И началось! Кровь за кровь! По всей России! В Москве эсер Каляев взорвал генерал-губернатора Сергея Александровича, второго дядю императора. До сих пор эсеры не трогали Романовых, ожидая от них решения земельного вопроса и других либеральных реформ. К тому же, как показывал опыт народовольцев: простой народ возмущался покушениями на лиц царской фамилии. Поэтому убивали «мелочь»: министров, губернаторов, жандармских генералов.
Впрочем, решение о «ликвидации» дядюшки царя было принято ещё раньше, после жестокого разгона в Москве студенческих демонстраций. ЦК партии эсеров отменил им же принятый мораторий лишь для одного из Романовых, не пользовавшегося, мягко говоря, уважением. Но теперь, после девятого января, мораторий и вовсе был отменен.
Русская «передовая и прогрессивная общественность», не понимавшая, что за самоотреченностью и ненавистью одиночек-террористов скрывается нечто куда более жестокое и угрожающее, аплодировала любому их акту. Человек с бомбой, а часто девушка с револьвером-«бульдогом» в аккуратной сумочке считались героями. Они же шли на смерть! Герои!
А тут еще, в мае того же девятьсот пятого, страшный разгром под Цусимой.

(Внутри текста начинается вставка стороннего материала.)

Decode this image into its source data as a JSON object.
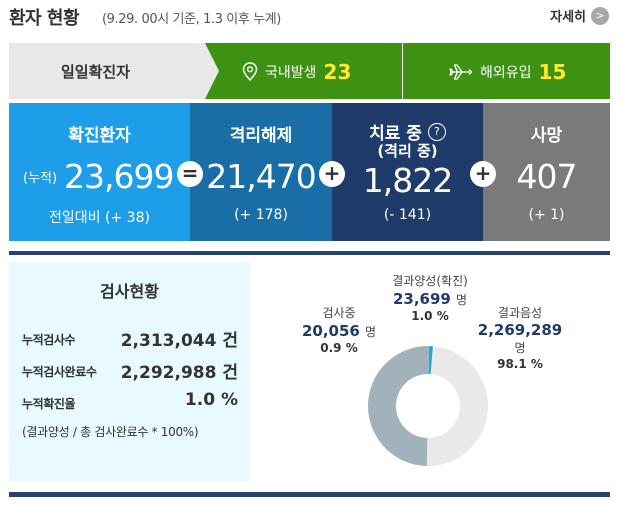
{
  "header": {
    "title": "환자 현황",
    "subtitle": "(9.29. 00시 기준, 1.3 이후 누계)",
    "detail_label": "자세히",
    "detail_button": ">"
  },
  "daily": {
    "label": "일일확진자",
    "domestic": {
      "label": "국내발생",
      "value": "23",
      "icon": "location-pin-icon"
    },
    "overseas": {
      "label": "해외유입",
      "value": "15",
      "icon": "airplane-icon"
    }
  },
  "stats": {
    "confirmed": {
      "title": "확진환자",
      "prefix": "(누적)",
      "value": "23,699",
      "change": "전일대비 (+ 38)"
    },
    "released": {
      "title": "격리해제",
      "value": "21,470",
      "change": "(+ 178)"
    },
    "isolated": {
      "title": "치료 중",
      "help": "?",
      "subtitle": "(격리 중)",
      "value": "1,822",
      "change": "(- 141)"
    },
    "deaths": {
      "title": "사망",
      "value": "407",
      "change": "(+ 1)"
    },
    "op_equals": "=",
    "op_plus1": "+",
    "op_plus2": "+",
    "colors": {
      "confirmed": "#1e9ee8",
      "released": "#1a6ea8",
      "isolated": "#1e3b69",
      "deaths": "#7a7a7a"
    }
  },
  "tests": {
    "title": "검사현황",
    "rows": [
      {
        "label": "누적검사수",
        "value": "2,313,044 건"
      },
      {
        "label": "누적검사완료수",
        "value": "2,292,988 건"
      },
      {
        "label": "누적확진율",
        "value": "1.0 %"
      }
    ],
    "note": "(결과양성 / 총 검사완료수 * 100%)"
  },
  "donut": {
    "positive": {
      "name": "결과양성(확진)",
      "number": "23,699",
      "unit": "명",
      "percent": "1.0 %",
      "value": 1.0,
      "color": "#1ea6e0"
    },
    "testing": {
      "name": "검사중",
      "number": "20,056",
      "unit": "명",
      "percent": "0.9 %",
      "value": 0.9,
      "color": "#e9e9e9"
    },
    "negative": {
      "name": "결과음성",
      "number": "2,269,289",
      "unit": "명",
      "percent": "98.1 %",
      "value": 98.1,
      "color": "#a2b2bb"
    }
  }
}
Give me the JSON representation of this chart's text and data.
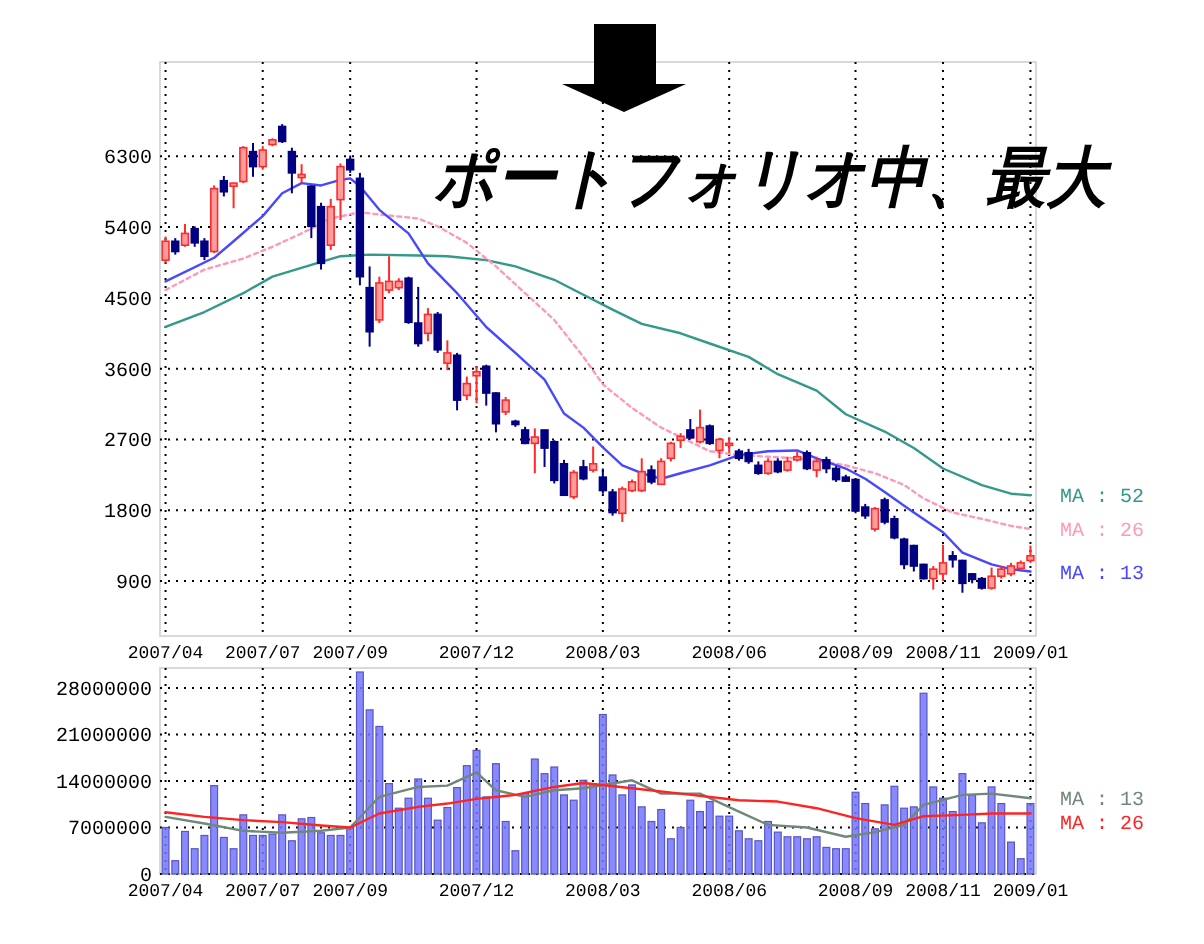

Словом, раздули из искры пламя! Пошли восстания на флоте, в воинских частях. Броненосец «Потемкин», огрызаясь неточным огнем, кое-как управляемый одними матросами, ушел за рубеж. Благополучная Одесса, город фактического порто-франко, столица свободной и контрабандной торговли, вдруг превратилась в сплошной революционный «привоз», где на всех языках и наречиях галдели о ненавистном самодержавии. Затем вспыхнул бунт в Севастополе, морской российской твердыне. Возглавил его вечный лейтенант Петя Шмидт, тридцативосьмилетний сынок и племянник известнейших адмиралов. «Командую флотом. Лейтенант Шмидт» – такие флажки поднял новый русский самозванец на захваченном им крейсере «Очаков».
Император, узнав о бунте, о захвате крейсера и еще нескольких мелких кораблей, попросил срочно доложить ему, кто такой этот Шмидт. Была даже составлена депеша от министерства: лейтенанту, если он подаст в отставку, присвоить звание капитана второго ранга со всеми полагающимися привилегиями и наградами.
Но Шмидта нельзя было переубедить. Не по годам – по духу – пылкий романтический юноша, он после окончания Морского училища совершил, по мнению многих, красивый и высоконравственный поступок: женился на проститутке, желая спасти хоть одну «заблудшую душу» из самых низов «нещадно эксплуатируемого народа». Девушка с хрипловатым голосом и грубыми манерами привела его в свой нищий домик за Песками, где жила ее большая семья. Решительно отказавшись от удовольствий, которые предложила ему новая знакомая, выгнав всех из комнаты с протертым диваном, Петр Петрович встал на колени и торжественно предложил Доминике (так звали проститутку) руку и сердце.